Hair decorations were also extremely popular and this was an era in which there were great developments being made in industrial processes. Susan Caplan, an expert in vintage jewellery, says, ‘Tortoiseshell and celluloid combs were seen throughout society thanks to the advancement of plastic processes that could be used to manipulate materials such as Bakelite. And of course flappers were fans of the headband and feathers and crystal – or diamonds for high society members – embellished hair ornaments.’ Generally, a lot of the jewellery reflected that almost languid shape of the clothes with drop earrings prevalent and necklaces, in pearl or onyx, hanging long.
"The British aristocracy, women like the Crawleys, would have travelled to Paris once or twice a year to buy clothes."
Handbags were discreet, ‘just large enough to fit the new powder compacts, a lipstick and a handkerchief', says Blackman, ‘but it was still not considered ladylike to wear too much make-up’. ‘Yes, bags tended to be small,’ adds Taylor, ‘all you had to do was hold a pound note and that would keep you going all week.’
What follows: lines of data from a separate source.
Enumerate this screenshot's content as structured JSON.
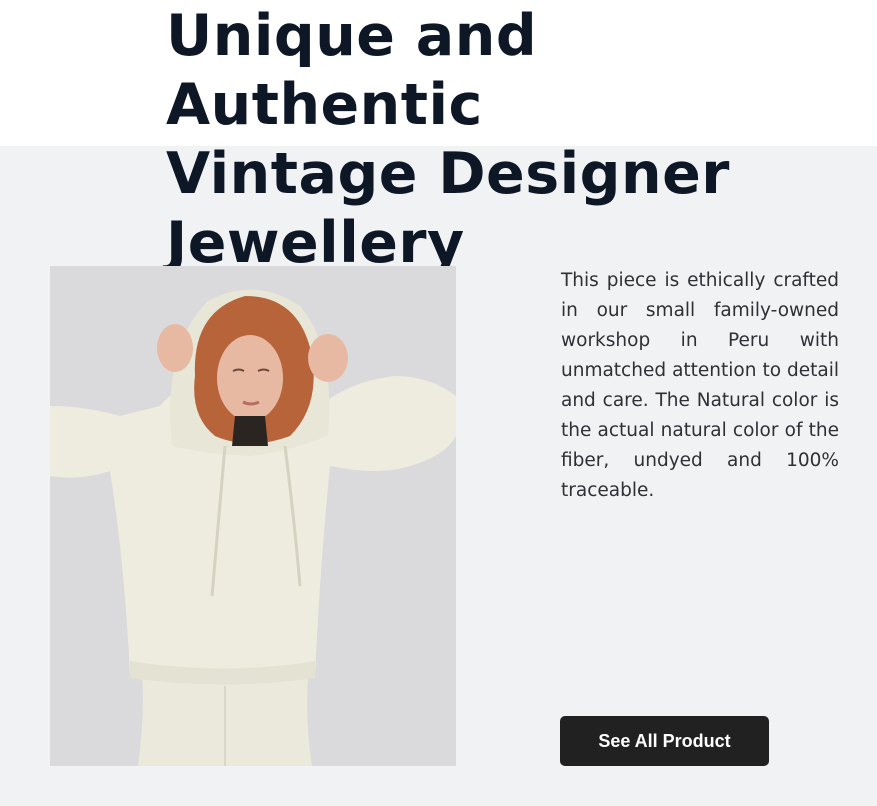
{
  "hero": {
    "title": "Unique and Authentic\nVintage Designer\nJewellery"
  },
  "product": {
    "image_alt": "Model wearing a natural cream knit hoodie",
    "description": "This piece is ethically crafted in our small family-owned workshop in Peru with unmatched attention to detail and care. The Natural color is the actual natural color of the fiber, undyed and 100% traceable.",
    "cta_label": "See All Product"
  },
  "colors": {
    "heading": "#0e1726",
    "background_band": "#f1f2f4",
    "button": "#212121",
    "photo_backdrop": "#dadadc"
  }
}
Cultural and political developments had an impact on fashion too, and after Tutankhamen’s tomb was discovered in 1922, Egyptian influences began to be seen. ‘The whole world goes Egyptian-mad after that,’ Taylor explains, ‘so you get hieroglyphics on jackets, you get little beaded Pharaohs, you get big papyrus flowers as motifs on the 1920s dresses.’ The Bolshevik revolution also impacted fashion and as Russian émigrés, aristocrats and artists, fled to Paris, more Russian shapes and details began to be seen in the clothes coming from France.
"Women voted and worked now ... by the end of the 1920s you might have even spotted a woman wearing a pair of trousers."
The British aristocracy, women like the Crawleys, would have travelled to Paris once or twice a year to buy clothes. Yes, there were seamstress and dressmakers nearby, and in London they would have shopped at Selfridges or Debenhams (then Debenham & Freebody) but when they required something very special they would go Paris – on the Blue Train or by plane as by the early 1920s, it was possible to fly from Croydon airport to Paris via Le Bourget in two and a half hours – for couture.
They would have called to the boutiques of Jeanne Lanvin, Paul Poiret and, of course, Coco Chanel, who was to revolutionise women’s wardrobes in the coming years. Hemlines were about to rise above that erogenous ankle, those baggy shapeless shifts were going to become more slinky and streamlined, and by the end of the 1920s you might have even spotted a woman wearing a pair of trousers. Goodness knows what the dowager would have to say about that.